Parece que hemos llegado a un momento de la historia en que, con frecuencia cada vez mayor, se enfrentarán dos concepciones diferentes de la vida colectiva.

Una de ellas, aunque tiene en cuenta el estado de dependencia en que se encuentra el individuo ante la sociedad, permanece fiel al antiguo ideal de libertad y pide para el individuo las libertades que se han llamado necesarias: libertad física, libertad de trabajo, libertad de pensamiento, libertad de conciencia, libertad de expresión.

La otra concepción, adoptada por los regímenes calificados de totalitarios, no deja al individuo ninguna iniciativa, ni le acuerda siquiera las libertades llamadas necesarias que acabamos de enumerar.
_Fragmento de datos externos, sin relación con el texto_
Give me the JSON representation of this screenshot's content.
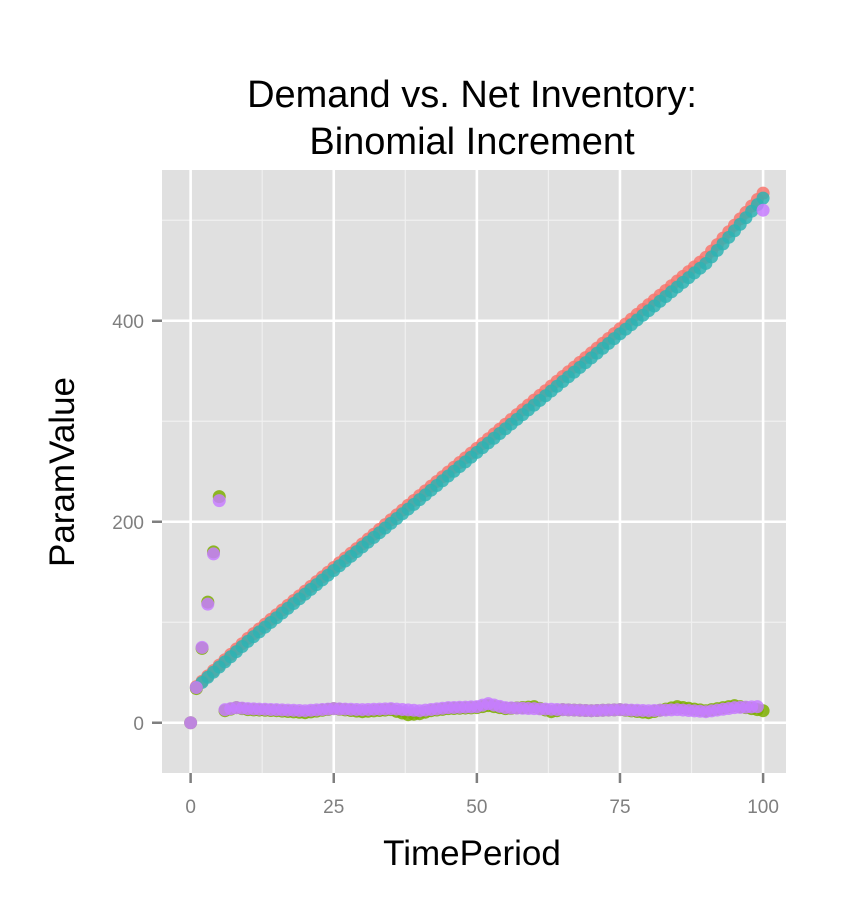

El individuo no se pertenece a sí mismo. No es libre ni siquiera en sus movimientos. No puede salir del país, al que se encuentra atado como el siervo lo estaba antes a la tierra. Se construyen muros, se elevan en las fronteras centenares de kilómetros de barreras guardadas por un ejército policíaco, a fin de que el ciudadano quede prisionero en su propio país. La antigua servidumbre instituida en beneficio del príncipe o del señor, ha sido restablecida, en provecho del Estado.

En los países sometidos a esos regímenes, la vida colectiva se encuentra destinada por completo a aumentar el poder del Estado. No se tienen en cuenta las aspiraciones del individuo ni esa «felicidad de los hombres» que, según Bossuet, es el fin último de toda política.

Los Estados en que el individuo es sacrificado así al interés público, dirigen su política hacia el egoísmo nacional, la hegemonía y la conquista. Constituyen, en consecuencia, un peligro para la libertad de los hombres en todo el mundo, y para la paz universal.

Maquiavelo y el principio de la razón de Estado no deben considerarse responsables de la orientación de los espíritus en la segunda mitad del siglo XX. El mundo se ha dado nuevos amos. Los oposicionistas, los revolucionarios, los anarquistas de cualquier matiz, tan numerosos en todos los partidos del mundo, esgrimen ahora los nombres de Lenin, de Trotski, de Stalin —al que se trata de rehabilitar—, de Guevara, y por supuesto de Mao.

Si muchos gobernantes intentaron en el pasado justificar sus actos mediante la razón de Estado, no pocos serán, en el porvenir, quienes ni siquiera intenten invocar pretextos para hacerse perdonar sus mentiras y crímenes. Antes, la moral política era pisoteada. No lo será en adelante, puesto que hoy la sola palabra moral provoca sonrisas desdeñosas. ¡No!, Maquiavelo ya no será quemado en efigie. Los dictadores de mañana no irán a buscar inspiración y consejo en El príncipe y en los Discursos. Su instinto será un guía mucho más seguro.